Kindt vient de la bande dessinée indépendante et a donc un style fort qui lui est propre. Il faudra pas vraiment chercher l’extrême ressemblance du personnage d’une case à l’autre mais ce n’est guère important, le principal est de reconnaître les personnages et avec un design bien pensé, on arrive bien à reconnaître qui est qui sans aucun souci. Le style est rond, souple mais aussi très dur. Une urgence des traits qui sied à merveille au monde détruit que Sam arpente et qui dispose de plus de détails que le monde habituel. Pour bien différencier les deux, l’auteur choisit d’imprimer ces planches en deux couleurs. Bleu foncé pour le monde dans lequel nous vivons, et ocre pour celui qui a vécu le désastre. Au final, c’est vraiment très très réussi. Et pour moi qui aime la bichromie des ouvrages précédentes et qui n’était pas convaincu par la mise en couleurs du récit de Kindt sur Strange Tales, le résultat est des plus satisfaisants. Kindt prend un soin particulier à toute la mise en page, y compris au bas de page qui inclut les numéros (de pages - oui, je sais ça fait trois fois). Chacun de ses numéros est en réalité un morceau de dépâche comme on peut en lire en bas de l’écran des chaînes d’informations. L’effet renforce la personnalité des mondes et montre les avantages et les inconvénients de chacun. Même si je m’en suis passé lors de ma lecture et ne les ai parcourus qu’après, cela ajoute un petit plus à l’univers de Revolver et explique en partie la finalité du bouquin.
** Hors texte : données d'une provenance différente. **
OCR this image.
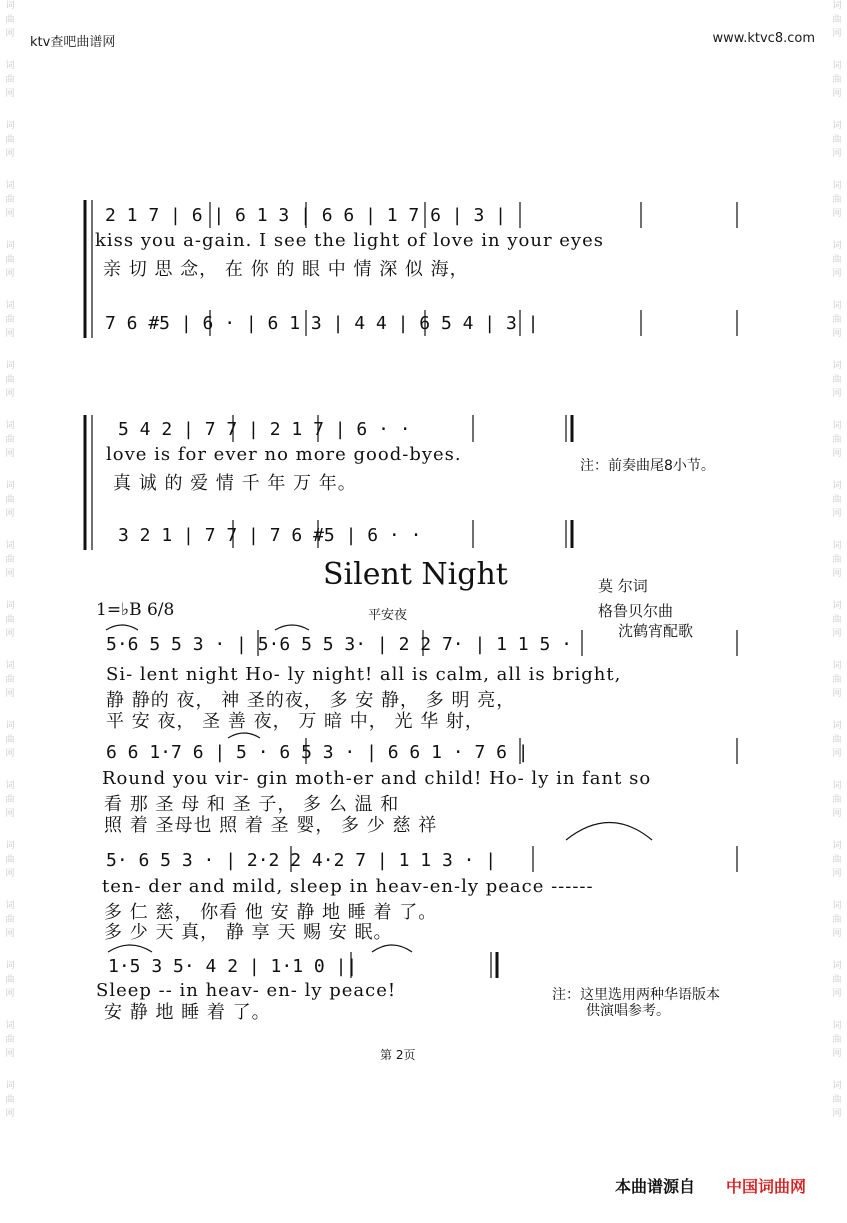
词
曲
网
词
曲
网
词
曲
网
词
曲
网
词
曲
网
词
曲
网
词
曲
网
词
曲
网
词
曲
网
词
曲
网
词
曲
网
词
曲
网
词
曲
网
词
曲
网
词
曲
网
词
曲
网
词
曲
网
词
曲
网
词
曲
网
词
曲
网
词
曲
网
词
曲
网
词
曲
网
词
曲
网
词
曲
网
词
曲
网
词
曲
网
词
曲
网
词
曲
网
词
曲
网
词
曲
网
词
曲
网
词
曲
网
词
曲
网
词
曲
网
词
曲
网
词
曲
网
词
曲
网
ktv查吧曲谱网	www.ktvc8.com
2 1 7 | 6 | 6 1 3 | 6 6 | 1 7 6 | 3 |
kiss you a-gain. I see the light of love in your eyes
亲 切 思 念， 在 你 的 眼 中 情 深 似 海，
7 6 #5 | 6 · | 6 1 3 | 4 4 | 6 5 4 | 3 |
5 4 2 | 7 7 | 2 1 7 | 6 · ·
love is for ever no more good-byes.
真 诚 的 爱 情 千 年 万 年。
3 2 1 | 7 7 | 7 6 #5 | 6 · ·
注：前奏曲尾8小节。
Silent Night
1=♭B 6/8	平安夜
莫 尔词
格鲁贝尔曲
沈鹤宵配歌
5·6 5 5 3 · | 5·6 5 5 3· | 2 2 7· | 1 1 5 ·
Si- lent night Ho- ly night! all is calm, all is bright,
静 静的 夜， 神 圣的夜， 多 安 静， 多 明 亮，
平 安 夜， 圣 善 夜， 万 暗 中， 光 华 射，
6 6 1·7 6 | 5 · 6 5 3 · | 6 6 1 · 7 6 |
Round you vir- gin moth-er and child! Ho- ly in fant so
看 那 圣 母 和 圣 子， 多 么 温 和
照 着 圣母也 照 着 圣 婴， 多 少 慈 祥
5· 6 5 3 · | 2·2 2 4·2 7 | 1 1 3 · |
ten- der and mild, sleep in heav-en-ly peace ------
多 仁 慈， 你看 他 安 静 地 睡 着 了。
多 少 天 真， 静 享 天 赐 安 眠。
1·5 3 5· 4 2 | 1·1 0 ||
Sleep -- in heav- en- ly peace!
安 静 地 睡 着 了。
注：这里选用两种华语版本
供演唱参考。
第 2页
本曲谱源自 中国词曲网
Une finalité qui laissera songeur et permettra au lecteur de prolonger l’expérience du bouquin. Donc si vous aimez l’auteur, aucun souci, Revolver est un livre aussi bon que les précédents, dans un genre différent. Si vous aimez les récits à la "Un jour sans fin" mais beaucoup plus sombres, laissez-vous tenter par Revolver, vous ne le regretterez pas.